The device is so sensitive there’s a trim setting where you use it with calibration proofs to set the running range of nh3 into the mid .00x range for daily running, then the peaks and troughs don’t look so dangerous.
The calibration proofs are: a reasonably stocked reef tank using the normal degree of live rock anyone would use, well after cycling has been completed and the tank is already stocked and running. When you install a seneye on a tank like that, if it doesn’t read in the thousandths ppm nh3 feel free to trim it to to do so, that’s what the setting is for.
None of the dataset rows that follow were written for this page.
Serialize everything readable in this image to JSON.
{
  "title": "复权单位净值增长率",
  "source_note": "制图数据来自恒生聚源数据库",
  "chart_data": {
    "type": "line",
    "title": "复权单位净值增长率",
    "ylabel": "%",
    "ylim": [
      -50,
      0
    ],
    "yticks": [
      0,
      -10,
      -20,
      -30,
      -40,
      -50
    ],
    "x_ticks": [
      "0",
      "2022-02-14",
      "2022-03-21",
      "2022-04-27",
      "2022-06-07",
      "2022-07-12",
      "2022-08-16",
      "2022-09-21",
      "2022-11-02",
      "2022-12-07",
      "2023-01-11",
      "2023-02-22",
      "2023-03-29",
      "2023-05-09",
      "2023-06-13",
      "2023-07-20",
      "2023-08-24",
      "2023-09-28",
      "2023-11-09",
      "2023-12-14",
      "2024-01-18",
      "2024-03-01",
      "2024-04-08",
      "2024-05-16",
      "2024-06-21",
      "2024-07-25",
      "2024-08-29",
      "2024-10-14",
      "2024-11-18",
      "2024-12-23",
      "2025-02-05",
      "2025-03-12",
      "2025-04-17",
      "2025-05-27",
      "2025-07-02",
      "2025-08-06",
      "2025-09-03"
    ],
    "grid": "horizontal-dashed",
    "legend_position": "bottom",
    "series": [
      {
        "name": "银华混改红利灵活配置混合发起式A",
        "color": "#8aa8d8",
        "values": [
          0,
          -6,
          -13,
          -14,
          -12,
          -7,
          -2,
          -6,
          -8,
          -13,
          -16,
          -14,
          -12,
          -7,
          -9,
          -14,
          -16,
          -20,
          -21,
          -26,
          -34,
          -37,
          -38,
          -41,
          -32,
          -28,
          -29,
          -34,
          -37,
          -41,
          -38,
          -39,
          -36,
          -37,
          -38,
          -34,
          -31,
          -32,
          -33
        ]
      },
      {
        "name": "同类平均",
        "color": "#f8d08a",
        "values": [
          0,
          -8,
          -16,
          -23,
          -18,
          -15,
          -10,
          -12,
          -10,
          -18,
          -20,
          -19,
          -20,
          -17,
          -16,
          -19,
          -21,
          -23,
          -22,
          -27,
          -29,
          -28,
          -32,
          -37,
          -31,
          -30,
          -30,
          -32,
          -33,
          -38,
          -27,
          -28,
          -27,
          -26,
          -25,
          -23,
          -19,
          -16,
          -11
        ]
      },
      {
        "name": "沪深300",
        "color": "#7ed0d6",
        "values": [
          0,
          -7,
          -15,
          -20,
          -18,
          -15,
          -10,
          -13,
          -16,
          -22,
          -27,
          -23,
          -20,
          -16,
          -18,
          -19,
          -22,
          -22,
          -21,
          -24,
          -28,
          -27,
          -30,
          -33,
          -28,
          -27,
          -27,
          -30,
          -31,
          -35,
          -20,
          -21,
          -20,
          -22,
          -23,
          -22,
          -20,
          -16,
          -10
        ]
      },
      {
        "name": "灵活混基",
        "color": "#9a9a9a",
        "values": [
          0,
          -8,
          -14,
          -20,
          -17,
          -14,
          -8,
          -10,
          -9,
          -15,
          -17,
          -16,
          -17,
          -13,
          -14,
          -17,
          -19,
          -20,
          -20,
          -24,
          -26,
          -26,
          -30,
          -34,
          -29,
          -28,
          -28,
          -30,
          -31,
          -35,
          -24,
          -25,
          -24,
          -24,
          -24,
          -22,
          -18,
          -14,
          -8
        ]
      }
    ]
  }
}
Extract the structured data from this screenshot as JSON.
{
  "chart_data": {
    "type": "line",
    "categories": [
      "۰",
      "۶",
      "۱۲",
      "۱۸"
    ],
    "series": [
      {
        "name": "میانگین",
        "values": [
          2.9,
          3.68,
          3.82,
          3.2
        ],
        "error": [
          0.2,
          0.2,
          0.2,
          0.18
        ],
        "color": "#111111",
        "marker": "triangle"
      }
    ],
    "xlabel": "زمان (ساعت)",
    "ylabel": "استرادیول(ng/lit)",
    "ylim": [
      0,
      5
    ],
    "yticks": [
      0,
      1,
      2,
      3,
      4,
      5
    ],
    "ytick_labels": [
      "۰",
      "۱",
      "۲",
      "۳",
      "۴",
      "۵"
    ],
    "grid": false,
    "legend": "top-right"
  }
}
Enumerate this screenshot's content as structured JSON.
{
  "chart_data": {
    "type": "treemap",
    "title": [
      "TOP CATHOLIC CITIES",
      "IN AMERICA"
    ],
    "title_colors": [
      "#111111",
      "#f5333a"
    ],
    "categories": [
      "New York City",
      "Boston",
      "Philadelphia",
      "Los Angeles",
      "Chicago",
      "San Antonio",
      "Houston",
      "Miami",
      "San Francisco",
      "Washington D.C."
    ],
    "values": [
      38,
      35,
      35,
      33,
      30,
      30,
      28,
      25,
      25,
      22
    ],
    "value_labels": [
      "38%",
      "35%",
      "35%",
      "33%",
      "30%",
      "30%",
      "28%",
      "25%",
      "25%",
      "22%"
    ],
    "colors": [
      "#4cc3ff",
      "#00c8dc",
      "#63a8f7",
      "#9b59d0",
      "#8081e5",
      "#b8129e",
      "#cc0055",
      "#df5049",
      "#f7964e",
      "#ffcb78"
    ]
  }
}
Where this tank doesn’t fit with the calibration proof is with bioload rate, it’s too high for accurate benchmarking. Calibrate the seneye on a reasonable two fish
Then, as you add new fish, the readout determines your levels. Don’t stock above .007 ppm nh3 daily averages. The seneye in this thread hasn’t been benchmarked, with the calibration proofs in place and the stock rate is too high to do that currently.
the fish aren’t showing ammonia poisoning but the disease outbreak and waste loading from the packed system will make it hard to run long term. If a super high bioload is the goal, it’s attained. To lower your fish disease rates you’d reduce the stock levels, the ammonia control isn’t an issue so far. Until the meter is trim set and calibrated on your tank it isn’t as accurate as it could be.
if you calibrated that seneye you could use it to quickly find new reefing material nobody has charted, several things about bacteria nobody knows awaits to be answered and seneye owners with calibrated meters are pretty much the only group who’s going to make the proofs. U gotta benchmark that great gear. You’ll be surprised how many fish that tank can keep at below .007 nh3 and it might even be that current load allows it, if nothing dies. Then it would tip fast.
When you use the trim function to move the meter to, let’s say .002 nh3 on a common nano running two fish, that lines up with thousands of other posts from other seneyes in pattern. Then, on that adjusted baseline in the thousandths you stock up your tank, and don’t exceed .007 ppm nh3, that’s a very high rate. I’ve never seen a calibrated seneye run that even in a high bioload tank so it’s a very forgiving max level.